By exploring the effect of N₂ fixation on S-isotope fractionation by sulfate reducers, our observations indicate that nitrogen limitation increase the already large S-isotope fractionation in areas characterized by low productivity, such as deep sea sediments (e.g., see reference 61). Organic compounds limit the growth and MSR in these settings, but the nitrogen requirement of microbial communities in deep sea sediments may further increase ³⁴ε depending on the C/N ratio of organic substrates used for growth (3). More surprisingly, recent studies also have correlated nitrogen fixation with the activity of sulfate reducers in porewaters characterized by ammonium concentrations as high as 1 mM (4) and in organic-rich estuarine sediments (24). Nitrogen fixation thus occurs in sediments under hypoxic water columns even though the porewater ammonium concentrations are higher than 0.1 mM (4). These concentrations are comparable to those limiting the growth of DMSS-1 in our laboratory cultures (Fig. 1). Nitrogen fixation by sulfate reducers in organic-rich areas and its isotopic signatures have yet to be explored in detail, but our data predict higher S-isotope fractionations even in zones with rather high rates of sulfate reduction if sulfate reducers also fix N₂. These conditions may be met in various estuarine sediments (24), oxygen minimum zones, hypoxic fjords (4), and, possibly, in Lake Cadagno, a meromictic lake in Switzerland. In this lake, dense populations of anoxygenic phototrophic bacteria at the chemocline enrich the underlying monimolimnion and sediments with organic compounds accessible to sulfate-reducing microbes (19), and sulfate-reducing Deltaproteobacteria there fix N₂ (29), likely contributing to a portion of the S-isotope difference between dissolved sulfate and sulfide, which is often as large as 45‰ (12). These hypotheses can be tested experimentally by parallel measurements of the expression of nitrogenases, sulfate-reducing rates, and S-isotope fractionations.

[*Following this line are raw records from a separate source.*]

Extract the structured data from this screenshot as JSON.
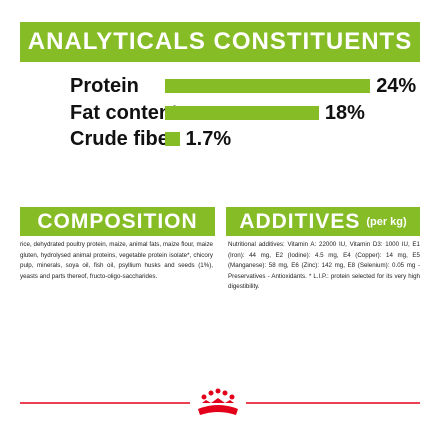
{
  "header": {
    "title": "ANALYTICALS CONSTITUENTS"
  },
  "nutrients": [
    {
      "label": "Protein",
      "value": 24,
      "value_label": "24%"
    },
    {
      "label": "Fat content",
      "value": 18,
      "value_label": "18%"
    },
    {
      "label": "Crude fiber",
      "value": 1.7,
      "value_label": "1.7%"
    }
  ],
  "composition": {
    "title": "COMPOSITION",
    "text": "rice, dehydrated poultry protein, maize, animal fats, maize flour, maize gluten, hydrolysed animal proteins, vegetable protein isolate*, chicory pulp, minerals, soya oil, fish oil, psyllium husks and seeds (1%), yeasts and parts thereof, fructo-oligo-saccharides."
  },
  "additives": {
    "title": "ADDITIVES",
    "subtitle": "(per kg)",
    "text": "Nutritional additives: Vitamin A: 22000 IU, Vitamin D3: 1000 IU, E1 (Iron): 44 mg, E2 (Iodine): 4.5 mg, E4 (Copper): 14 mg, E5 (Manganese): 58 mg, E6 (Zinc): 142 mg, E8 (Selenium): 0.05 mg - Preservatives - Antioxidants. * L.I.P.: protein selected for its very high digestibility."
  }
}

Emerging constraints on the physiological coupling among S, C, Fe, N, and other cycles show that controls on natural S-isotope signatures are complex and may involve limitations by various nutrients. In particular, the effects of iron and nitrogen on S-isotope fractionation described by this study underscore the need to better understand nutrient and metal requirements of sulfate-reducing microbes in natural settings. While this may complicate current interpretations of the S-isotope record, it will also draw more realistic and better informed links between microbial physiology and sedimentary biogeochemistry.